When open banking launched, it wasn't offering a dramatically better experience for consumers in the U.K. and U.S., because we already have systems such as Apple Pay. And looking at it from a user experience perspective, Apple Pay and open banking are the same. You tap, you authenticate with Face ID or Touch ID, and you're done. There was no compelling reason for the average consumer to switch to something new.
Compare that to markets like India or China, where open banking services like WeChat Pay, PayTM and UPI emerged because services like Apple Pay or Google Pay weren't established. Those ecosystems were wide open for disruption because the baseline experience was still more manual.
Beyond that, there's the 'sign-up moment.' In London, for example, when the London Metro enabled direct TAP access with your bank card during the Olympics, it created a huge inflection point. Millions of people were given a reason to use contactless payments seamlessly and necessarily. Open banking never had a moment like that in Westernwestern markets, a large-scale, practical reason for consumers to try something new.
Without a better experience and a catalyst moment, new payment methods have struggled to break through. The bar for changing consumer behavior in payments is incredibly high, and Visa, MasterCard and contactless wallets still meet or exceed that bar.
The Critical Role Of POS Evolution
The future of payments is about fully integrated POS systems. That's why Fiserv acquired Clover, and Square bundled payment processing with its POS offering. Controlling both sides lowers costs and deepens merchant relationships.
But scaling from small businesses to enterprises is tough. Large retailers can't afford one minute of POS downtime—it would mean a massive loss of revenue.
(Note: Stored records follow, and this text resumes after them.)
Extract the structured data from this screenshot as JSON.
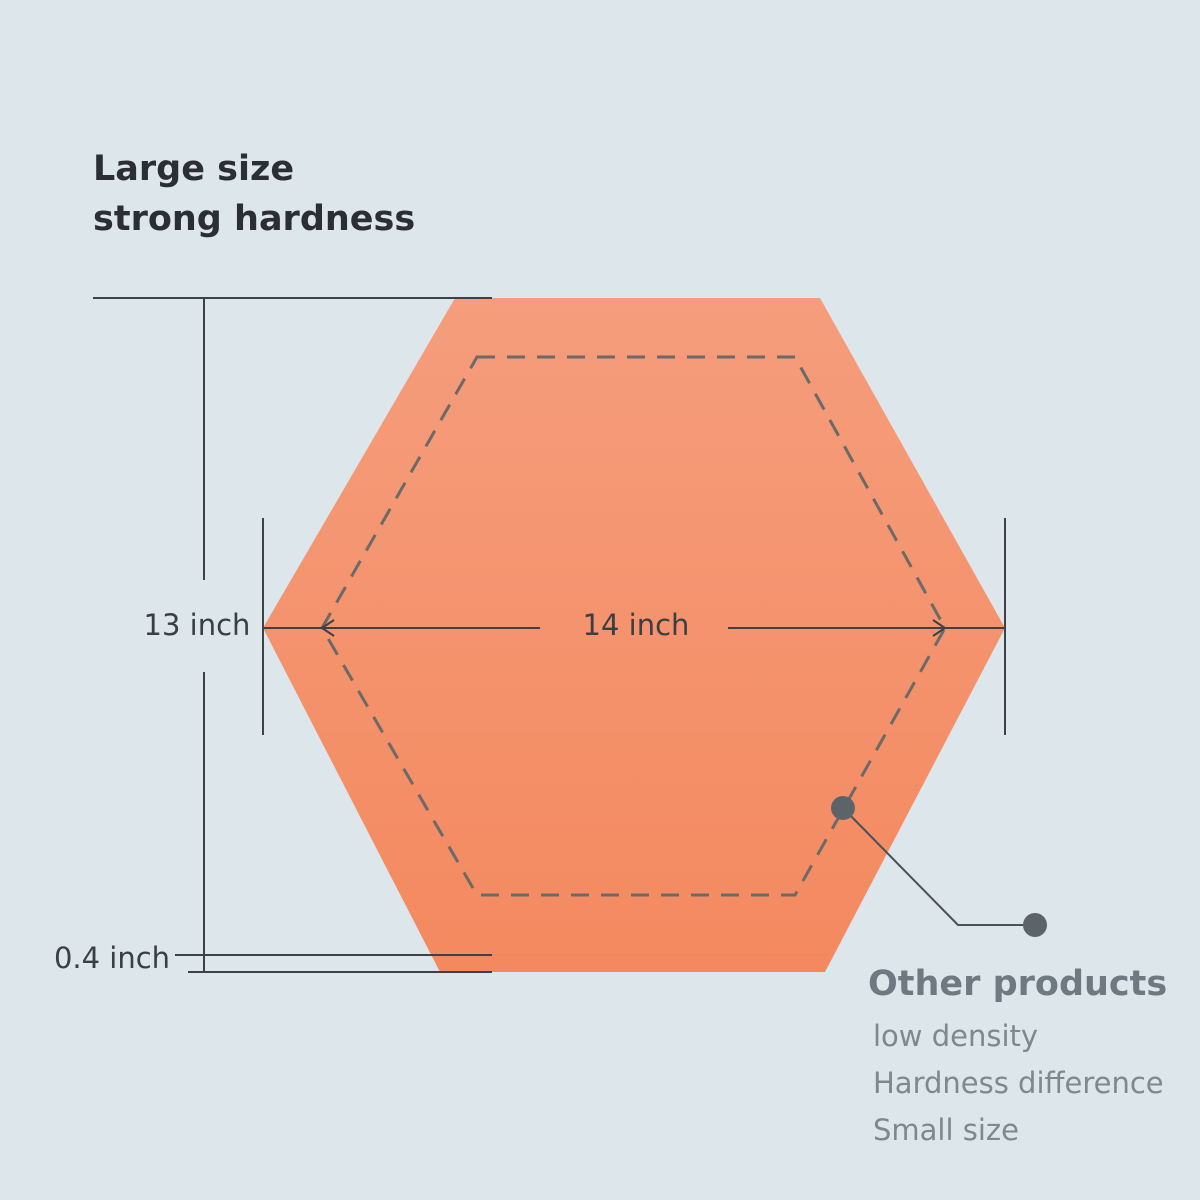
{
  "title": {
    "line1": "Large size",
    "line2": "strong hardness"
  },
  "dimensions": {
    "height": "13 inch",
    "width": "14 inch",
    "thickness": "0.4 inch"
  },
  "comparison": {
    "heading": "Other products",
    "items": [
      "low density",
      "Hardness difference",
      "Small size"
    ]
  }
}
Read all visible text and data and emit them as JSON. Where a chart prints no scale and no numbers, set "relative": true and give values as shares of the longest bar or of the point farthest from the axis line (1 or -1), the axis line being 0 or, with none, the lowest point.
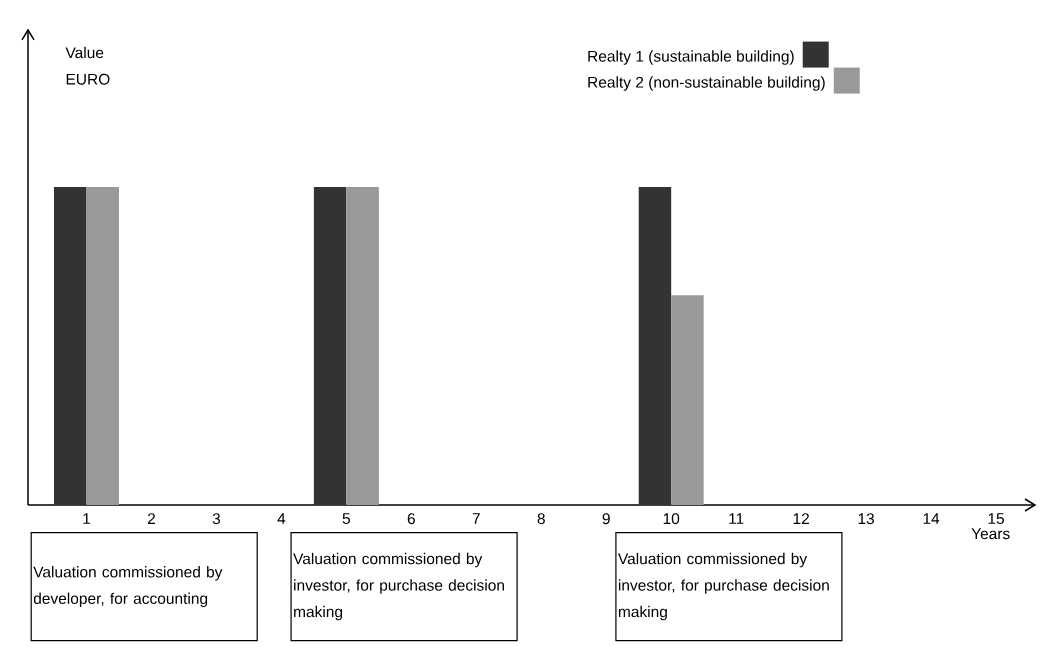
{
  "chart_data": {
    "type": "bar",
    "relative": true,
    "xlabel": "Years",
    "categories": [
      "1",
      "2",
      "3",
      "4",
      "5",
      "6",
      "7",
      "8",
      "9",
      "10",
      "11",
      "12",
      "13",
      "14",
      "15"
    ],
    "series": [
      {
        "name": "Realty 1 (sustainable building)",
        "color": "#333333",
        "values": [
          1,
          null,
          null,
          null,
          1,
          null,
          null,
          null,
          null,
          1,
          null,
          null,
          null,
          null,
          null
        ]
      },
      {
        "name": "Realty 2 (non-sustainable building)",
        "color": "#999999",
        "values": [
          1,
          null,
          null,
          null,
          1,
          null,
          null,
          null,
          null,
          0.66,
          null,
          null,
          null,
          null,
          null
        ]
      }
    ],
    "legend": "top right",
    "grid": false,
    "annotations": [
      "Value EURO",
      "Valuation commissioned by developer, for accounting",
      "Valuation commissioned by investor, for purchase decision making",
      "Valuation commissioned by investor, for purchase decision making"
    ]
  }
}
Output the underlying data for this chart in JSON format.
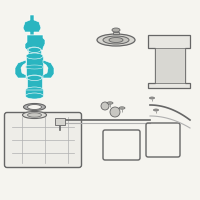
{
  "bg": "#f5f4ef",
  "teal": "#2ab5c0",
  "teal_dark": "#1e9aa5",
  "gray": "#7a7a7a",
  "lgray": "#b0b0b0",
  "dgray": "#555555",
  "outline": "#666666",
  "figsize": [
    2.0,
    2.0
  ],
  "dpi": 100
}
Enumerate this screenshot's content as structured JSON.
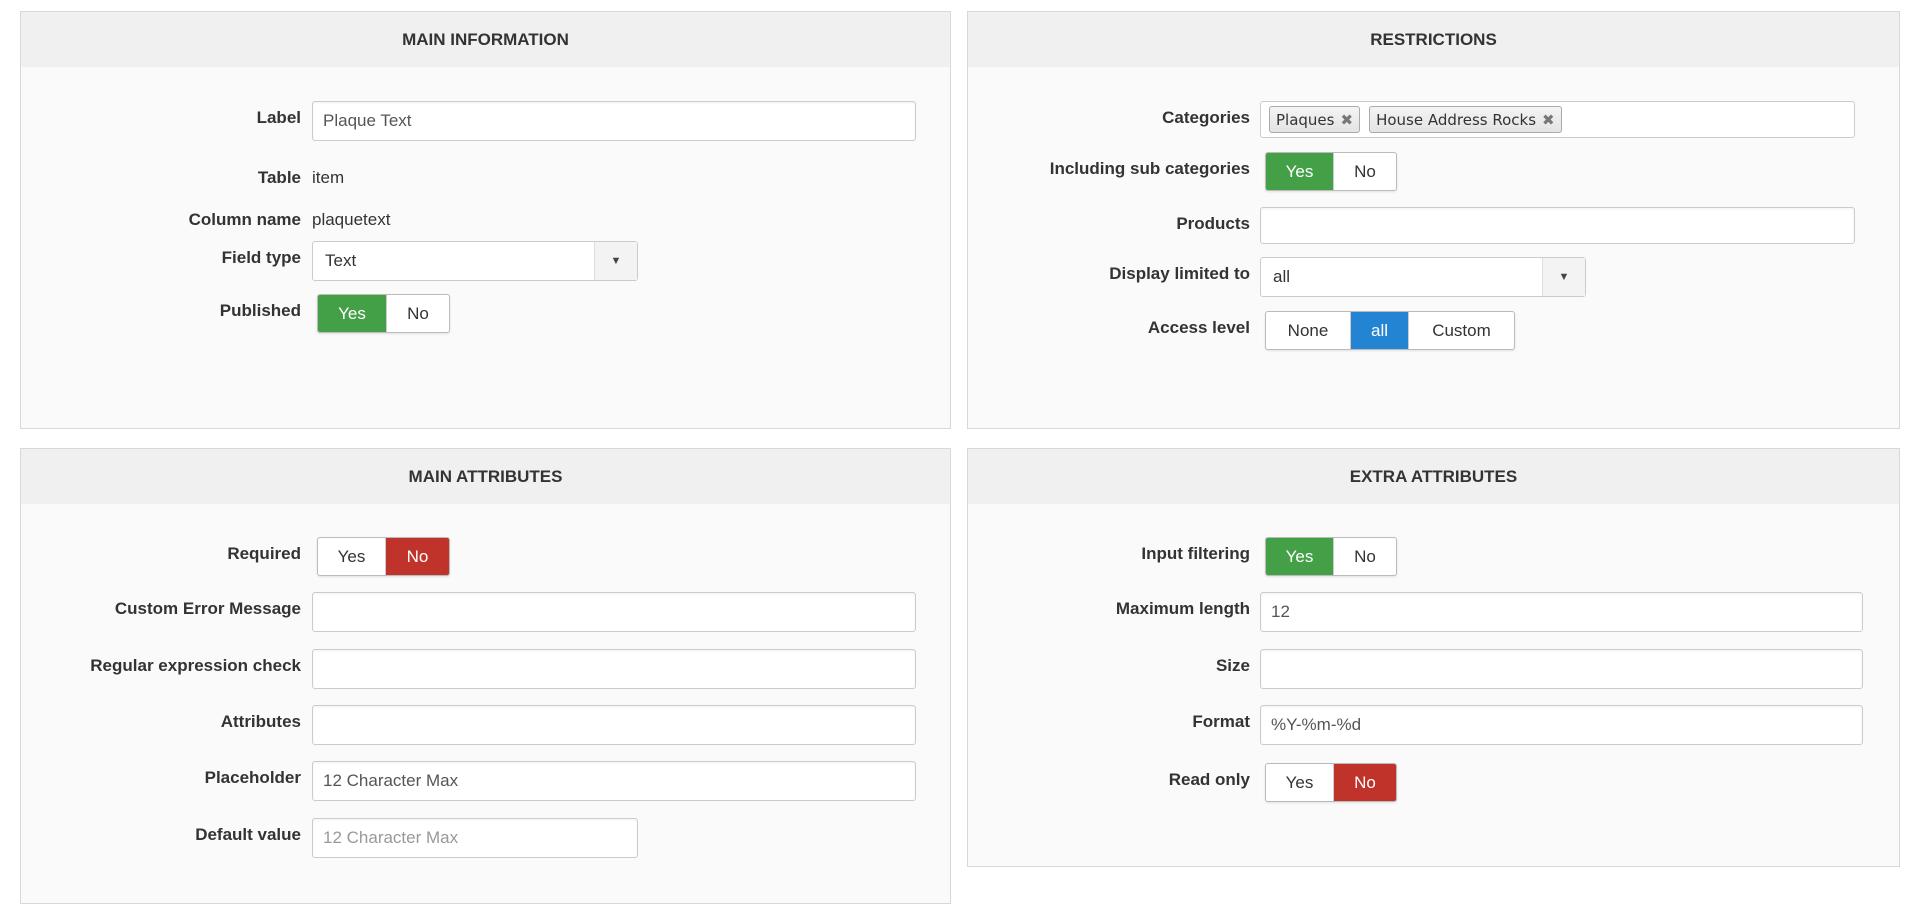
{
  "main_information": {
    "title": "MAIN INFORMATION",
    "label": {
      "label": "Label",
      "value": "Plaque Text"
    },
    "table": {
      "label": "Table",
      "value": "item"
    },
    "column_name": {
      "label": "Column name",
      "value": "plaquetext"
    },
    "field_type": {
      "label": "Field type",
      "value": "Text",
      "icon": "caret-down-icon"
    },
    "published": {
      "label": "Published",
      "options": [
        "Yes",
        "No"
      ],
      "selected": "Yes"
    }
  },
  "restrictions": {
    "title": "RESTRICTIONS",
    "categories": {
      "label": "Categories",
      "chips": [
        "Plaques",
        "House Address Rocks"
      ],
      "remove_glyph": "✖"
    },
    "including_sub": {
      "label": "Including sub categories",
      "options": [
        "Yes",
        "No"
      ],
      "selected": "Yes"
    },
    "products": {
      "label": "Products",
      "value": ""
    },
    "display_limited": {
      "label": "Display limited to",
      "value": "all"
    },
    "access_level": {
      "label": "Access level",
      "options": [
        "None",
        "all",
        "Custom"
      ],
      "selected": "all"
    }
  },
  "main_attributes": {
    "title": "MAIN ATTRIBUTES",
    "required": {
      "label": "Required",
      "options": [
        "Yes",
        "No"
      ],
      "selected": "No"
    },
    "custom_error": {
      "label": "Custom Error Message",
      "value": ""
    },
    "regex": {
      "label": "Regular expression check",
      "value": ""
    },
    "attributes": {
      "label": "Attributes",
      "value": ""
    },
    "placeholder": {
      "label": "Placeholder",
      "value": "12 Character Max"
    },
    "default_value": {
      "label": "Default value",
      "value": "",
      "placeholder": "12 Character Max"
    }
  },
  "extra_attributes": {
    "title": "EXTRA ATTRIBUTES",
    "input_filtering": {
      "label": "Input filtering",
      "options": [
        "Yes",
        "No"
      ],
      "selected": "Yes"
    },
    "max_length": {
      "label": "Maximum length",
      "value": "12"
    },
    "size": {
      "label": "Size",
      "value": ""
    },
    "format": {
      "label": "Format",
      "value": "%Y-%m-%d"
    },
    "read_only": {
      "label": "Read only",
      "options": [
        "Yes",
        "No"
      ],
      "selected": "No"
    }
  },
  "colors": {
    "yes_active": "#43a047",
    "no_active": "#c0332b",
    "selected_blue": "#2384d3"
  }
}
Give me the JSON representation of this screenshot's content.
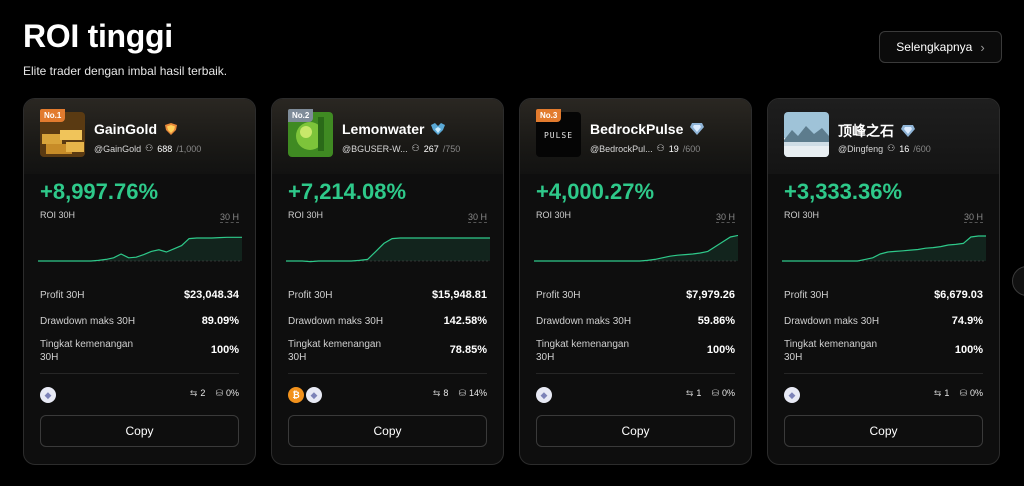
{
  "header": {
    "title": "ROI tinggi",
    "subtitle": "Elite trader dengan imbal hasil terbaik.",
    "more_label": "Selengkapnya"
  },
  "labels": {
    "roi": "ROI 30H",
    "period": "30 H",
    "profit": "Profit 30H",
    "drawdown": "Drawdown maks 30H",
    "winrate": "Tingkat kemenangan 30H",
    "copy": "Copy"
  },
  "colors": {
    "accent_green": "#2ec98a",
    "rank_orange": "#e27b2e"
  },
  "traders": [
    {
      "rank": "No.1",
      "name": "GainGold",
      "handle": "@GainGold",
      "copiers": "688",
      "copiers_max": "/1,000",
      "roi": "+8,997.76%",
      "profit": "$23,048.34",
      "drawdown": "89.09%",
      "winrate": "100%",
      "copy_count": "2",
      "aum": "0%",
      "badge_icon": "gold-shield-icon",
      "coins": [
        "eth"
      ],
      "spark": [
        0,
        0,
        0,
        0,
        0,
        0,
        0,
        0,
        0.02,
        0.05,
        0.1,
        0.22,
        0.1,
        0.12,
        0.2,
        0.3,
        0.35,
        0.28,
        0.38,
        0.48,
        0.7,
        0.72,
        0.72,
        0.72,
        0.73,
        0.74,
        0.74,
        0.74
      ]
    },
    {
      "rank": "No.2",
      "name": "Lemonwater",
      "handle": "@BGUSER-W...",
      "copiers": "267",
      "copiers_max": "/750",
      "roi": "+7,214.08%",
      "profit": "$15,948.81",
      "drawdown": "142.58%",
      "winrate": "78.85%",
      "copy_count": "8",
      "aum": "14%",
      "badge_icon": "diamond-shield-icon",
      "coins": [
        "btc",
        "eth"
      ],
      "spark": [
        0,
        0,
        0,
        -0.02,
        0,
        0,
        0,
        0,
        0,
        0.02,
        0.05,
        0.3,
        0.55,
        0.7,
        0.72,
        0.72,
        0.72,
        0.72,
        0.72,
        0.72,
        0.72,
        0.72,
        0.72,
        0.72,
        0.72,
        0.72
      ]
    },
    {
      "rank": "No.3",
      "name": "BedrockPulse",
      "handle": "@BedrockPul...",
      "copiers": "19",
      "copiers_max": "/600",
      "roi": "+4,000.27%",
      "profit": "$7,979.26",
      "drawdown": "59.86%",
      "winrate": "100%",
      "copy_count": "1",
      "aum": "0%",
      "badge_icon": "diamond-icon",
      "coins": [
        "eth"
      ],
      "spark": [
        0,
        0,
        0,
        0,
        0,
        0,
        0,
        0,
        0,
        0,
        0,
        0,
        0,
        0,
        0,
        0.02,
        0.05,
        0.1,
        0.15,
        0.18,
        0.2,
        0.22,
        0.25,
        0.3,
        0.45,
        0.6,
        0.75,
        0.8
      ]
    },
    {
      "rank": "",
      "name": "顶峰之石",
      "handle": "@Dingfeng",
      "copiers": "16",
      "copiers_max": "/600",
      "roi": "+3,333.36%",
      "profit": "$6,679.03",
      "drawdown": "74.9%",
      "winrate": "100%",
      "copy_count": "1",
      "aum": "0%",
      "badge_icon": "diamond-icon",
      "coins": [
        "eth"
      ],
      "spark": [
        0,
        0,
        0,
        0,
        0,
        0,
        0,
        0,
        0,
        0,
        0,
        0.05,
        0.1,
        0.22,
        0.28,
        0.3,
        0.32,
        0.34,
        0.36,
        0.4,
        0.42,
        0.45,
        0.5,
        0.52,
        0.55,
        0.75,
        0.78,
        0.78
      ]
    }
  ]
}
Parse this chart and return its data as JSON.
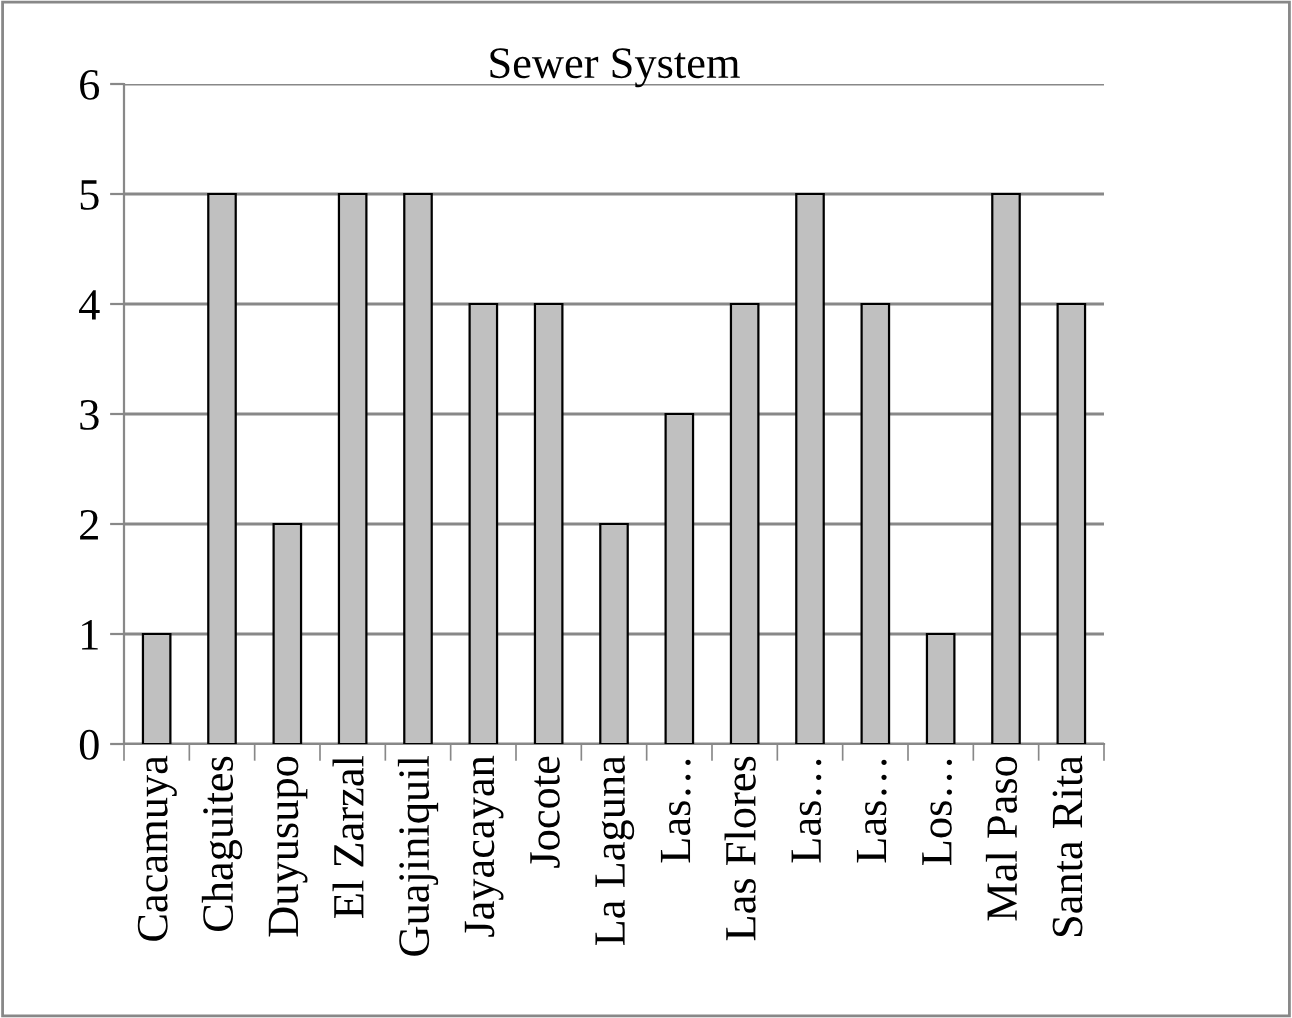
{
  "chart_data": {
    "type": "bar",
    "title": "Sewer System",
    "categories": [
      "Cacamuya",
      "Chaguites",
      "Duyusupo",
      "El Zarzal",
      "Guajiniquil",
      "Jayacayan",
      "Jocote",
      "La Laguna",
      "Las…",
      "Las Flores",
      "Las…",
      "Las…",
      "Los…",
      "Mal Paso",
      "Santa Rita"
    ],
    "values": [
      1,
      5,
      2,
      5,
      5,
      4,
      4,
      2,
      3,
      4,
      5,
      4,
      1,
      5,
      4
    ],
    "color": "#c0c0c0",
    "ylim": [
      0,
      6
    ],
    "yticks": [
      0,
      1,
      2,
      3,
      4,
      5,
      6
    ],
    "grid": "y",
    "legend": false
  }
}
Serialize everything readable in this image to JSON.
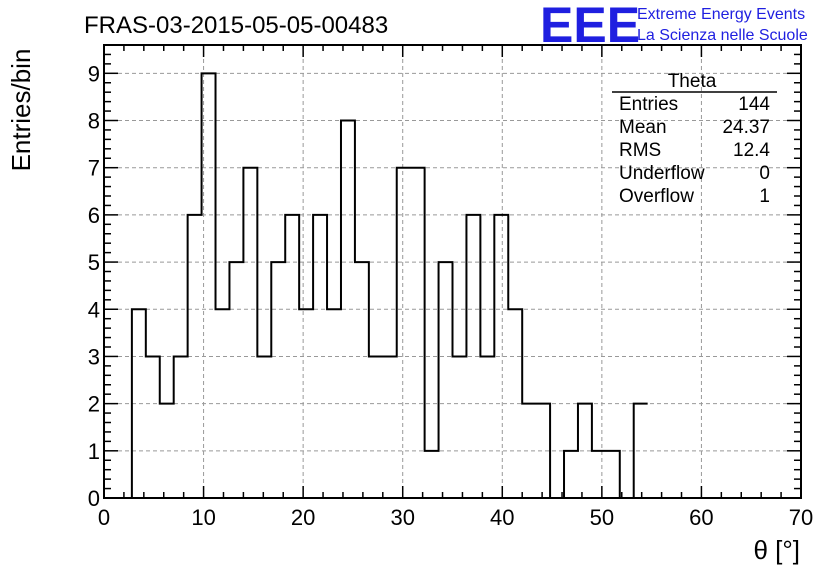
{
  "chart_data": {
    "type": "histogram",
    "title": "FRAS-03-2015-05-05-00483",
    "xlabel": "θ [°]",
    "ylabel": "Entries/bin",
    "xlim": [
      0,
      70
    ],
    "ylim": [
      0,
      9.6
    ],
    "bin_width": 1.4,
    "grid": true,
    "x_ticks": [
      "0",
      "10",
      "20",
      "30",
      "40",
      "50",
      "60",
      "70"
    ],
    "y_ticks": [
      "0",
      "1",
      "2",
      "3",
      "4",
      "5",
      "6",
      "7",
      "8",
      "9"
    ],
    "bin_edges": [
      0,
      1.4,
      2.8,
      4.2,
      5.6,
      7.0,
      8.4,
      9.8,
      11.2,
      12.6,
      14.0,
      15.4,
      16.8,
      18.2,
      19.6,
      21.0,
      22.4,
      23.8,
      25.2,
      26.6,
      28.0,
      29.4,
      30.8,
      32.2,
      33.6,
      35.0,
      36.4,
      37.8,
      39.2,
      40.6,
      42.0,
      43.4,
      44.8,
      46.2,
      47.6,
      49.0,
      50.4,
      51.8,
      53.2,
      54.6
    ],
    "counts": [
      0,
      0,
      4,
      3,
      2,
      3,
      6,
      9,
      4,
      5,
      7,
      3,
      5,
      6,
      4,
      6,
      4,
      8,
      5,
      3,
      3,
      7,
      7,
      1,
      5,
      3,
      6,
      3,
      6,
      4,
      2,
      2,
      0,
      1,
      2,
      1,
      1,
      0,
      2
    ],
    "stats_box": {
      "title": "Theta",
      "rows": [
        {
          "label": "Entries",
          "value": "144"
        },
        {
          "label": "Mean",
          "value": "24.37"
        },
        {
          "label": "RMS",
          "value": "12.4"
        },
        {
          "label": "Underflow",
          "value": "0"
        },
        {
          "label": "Overflow",
          "value": "1"
        }
      ]
    }
  },
  "logo": {
    "mark": "EEE",
    "line1": "Extreme Energy Events",
    "line2": "La Scienza nelle Scuole"
  },
  "colors": {
    "line": "#000000",
    "grid": "#999999",
    "logo": "#1f1fe0"
  }
}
Enterprise businesses demand industrial-grade reliability, uptime and performance, making it difficult for some providers to move upmarket. They need to be able to guarantee operational scale.
How Customer Expectations Are Driving Change
Customer expectations are now the biggest force reshaping payments. Consumers want the fastest, best and cheapest experience.
That's why buy now, pay later (BNPL) models like Klarna took off. They made it easy: users were already signed up and could split payments instantly. The experience stayed fast and simple, while purchasing power improved.
Today, it's not enough to offer cheaper processing behind the scenes. You have to improve the customer experience while making it easier on their wallets. Without both, adoption stalls.
What's Next: Wallets, Credit Products And Embedded Finance
The next wave of disruption will come from smarter credit products, digital wallets and embedded financial services.
Credit options like BNPL are just the beginning. Companies like Adyen and Stripe already offer microloans based on real transaction histories, not outdated credit scores. Instead of applying for financing the old way, retailers can access capital instantly, based on how their business is performing.
Wallets will also keep expanding. Apple Pay offers a great tap-to-pay experience, but the future is about more than speed. Wallets will soon integrate payment, financing, loyalty and even identity into one seamless platform.
We're also starting to see true frictionless commerce with biometric payments. On Yas Island in Abu Dhabi, visitors link their Face ID to a wallet and pay for rides, food and shopping without pulling out a card or phone. It's faster, smarter and better for both consumers and merchants.
The payments industry is moving faster than ever, but the challenges of legacy systems, customer expectations and operational scale aren't going away. Success will come to those who can blend the best of both worlds, delivering smarter, more affordable solutions without sacrificing the seamless experiences that consumers and businesses demand.